Dans un article publié aujourd’hui dans la revue Nature Communications, l’expérience ALPHA auprès du Décélérateur d'antiprotons (AD) du CERN rapporte une mesure de la charge électrique d’atomes d’antihydrogène qui se révèle compatible avec zéro jusqu’à la huitième décimale. Ce résultat n’a rien de surprenant, étant donné que les atomes d’hydrogène sont électriquement neutres, mais c’est la première fois que la charge d’un antiatome est mesurée avec une grande précision.
« C’est la première fois que nous parvenons à étudier l’antihydrogène avec précision, explique Jeffrey Hangst, porte-parole d'ALPHA. Nous avons bon espoir que la technique de piégeage d’ALPHA produira de nombreux résultats de ce genre dans l'avenir. Nous attendons avec impatience le redémarrage du programme du Décélérateur d’antiprotons, en août, grâce auquel nous pourrons continuer d’étudier l’antihydrogène avec une précision de plus en plus grande. »
Les antiparticules devraient être identiques aux particules de matière, sauf pour ce qui concerne le signe de leur charge électrique. Ainsi, alors que l'atome d'hydrogène est composé d'un proton de charge +1 et d'un électron de charge -1, l'atome d'antihydrogène est formé d'un antiproton de charge -1 et d’un positon de charge +1. Toutefois, nous savons que la matière et l’antimatière ne sont pas des opposés exacts – la nature semble avoir une préférence, de l’ordre d’un dix milliardième, pour la matière plutôt que pour l’antimatière. Il est donc important de mesurer les propriétés de l’antimatière avec une grande précision, et c'est là l'objectif principal des expériences du Décélérateur d'antiprotons du CERN. Pour y parvenir, ALPHA utilise un système complexe de pièges à particules qui permet de produire des atomes d’antihydrogène et de les stocker pendant une durée suffisante pour pouvoir les étudier en détail. Comprendre l’asymétrie entre la matière et l’antimatière est l’un des plus grands défis de la physique aujourd’hui ; toute différence détectable entre matière et antimatière pourrait contribuer à résoudre le mystère et ouvrir la porte à une nouvelle physique.
Pour mesurer la charge de l’antihydrogène, l’expérience ALPHA a étudié les trajectoires d'atomes d'antihydrogène libérés d'un piège en présence d'un champ électrique. Si les atomes d’antihydrogène avaient une charge électrique, le champ les ferait dévier, tandis que des atomes neutres conserveraient leur trajectoire. Le résultat, basé sur 386 événements enregistrés, donne pour la charge électrique de l’antihydrogène une valeur de (-1,3±1,1±0,4) × 10-8, les chiffres précédés du signe « ± » représentant les incertitudes statistique et systématique de la mesure.

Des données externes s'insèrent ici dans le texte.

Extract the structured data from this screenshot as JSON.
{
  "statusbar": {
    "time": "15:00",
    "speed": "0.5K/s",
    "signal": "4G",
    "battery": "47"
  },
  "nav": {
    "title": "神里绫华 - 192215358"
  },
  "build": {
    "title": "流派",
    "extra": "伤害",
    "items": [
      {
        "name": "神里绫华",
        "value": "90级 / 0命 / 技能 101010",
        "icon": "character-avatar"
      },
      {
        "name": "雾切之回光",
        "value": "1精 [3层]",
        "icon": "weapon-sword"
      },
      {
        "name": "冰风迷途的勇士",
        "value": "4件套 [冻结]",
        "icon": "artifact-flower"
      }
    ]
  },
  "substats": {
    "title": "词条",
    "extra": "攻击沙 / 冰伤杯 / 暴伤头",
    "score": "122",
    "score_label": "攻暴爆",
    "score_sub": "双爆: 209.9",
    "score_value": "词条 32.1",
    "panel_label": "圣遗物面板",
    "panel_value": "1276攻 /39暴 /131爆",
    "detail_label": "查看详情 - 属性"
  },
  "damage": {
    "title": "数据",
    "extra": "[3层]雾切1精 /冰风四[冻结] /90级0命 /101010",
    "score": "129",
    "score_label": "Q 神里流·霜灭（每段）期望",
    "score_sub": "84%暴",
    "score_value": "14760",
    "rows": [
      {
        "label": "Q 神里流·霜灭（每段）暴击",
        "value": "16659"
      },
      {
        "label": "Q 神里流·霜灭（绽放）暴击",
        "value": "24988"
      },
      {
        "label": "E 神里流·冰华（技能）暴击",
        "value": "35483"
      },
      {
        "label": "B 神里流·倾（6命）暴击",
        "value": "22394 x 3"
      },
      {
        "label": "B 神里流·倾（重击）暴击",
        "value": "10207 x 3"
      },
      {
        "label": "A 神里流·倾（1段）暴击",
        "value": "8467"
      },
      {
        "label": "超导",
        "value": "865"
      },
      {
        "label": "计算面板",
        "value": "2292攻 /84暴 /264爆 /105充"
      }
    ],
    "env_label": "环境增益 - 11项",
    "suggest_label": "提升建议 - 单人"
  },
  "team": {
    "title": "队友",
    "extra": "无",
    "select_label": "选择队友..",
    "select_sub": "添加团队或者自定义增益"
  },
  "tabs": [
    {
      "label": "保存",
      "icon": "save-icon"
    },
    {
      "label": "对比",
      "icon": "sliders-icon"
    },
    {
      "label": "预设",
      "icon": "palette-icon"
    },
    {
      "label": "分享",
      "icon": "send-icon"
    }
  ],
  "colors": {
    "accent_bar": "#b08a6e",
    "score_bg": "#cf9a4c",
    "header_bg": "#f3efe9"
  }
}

Avec le redémarrage de la chaîne d'accélérateurs du CERN qui s’amorce, le programme de recherche sur l'antimatière du Laboratoire est prêt à reprendre. Plusieurs expériences enregistreront des données, parmi lesquelles ALPHA-2, version améliorée de l’expérience ALPHA, mais aussi ATRAP, ASACUSA et la nouvelle venue, AEgIS, qui étudiera l’influence de la gravité sur l’antihydrogène.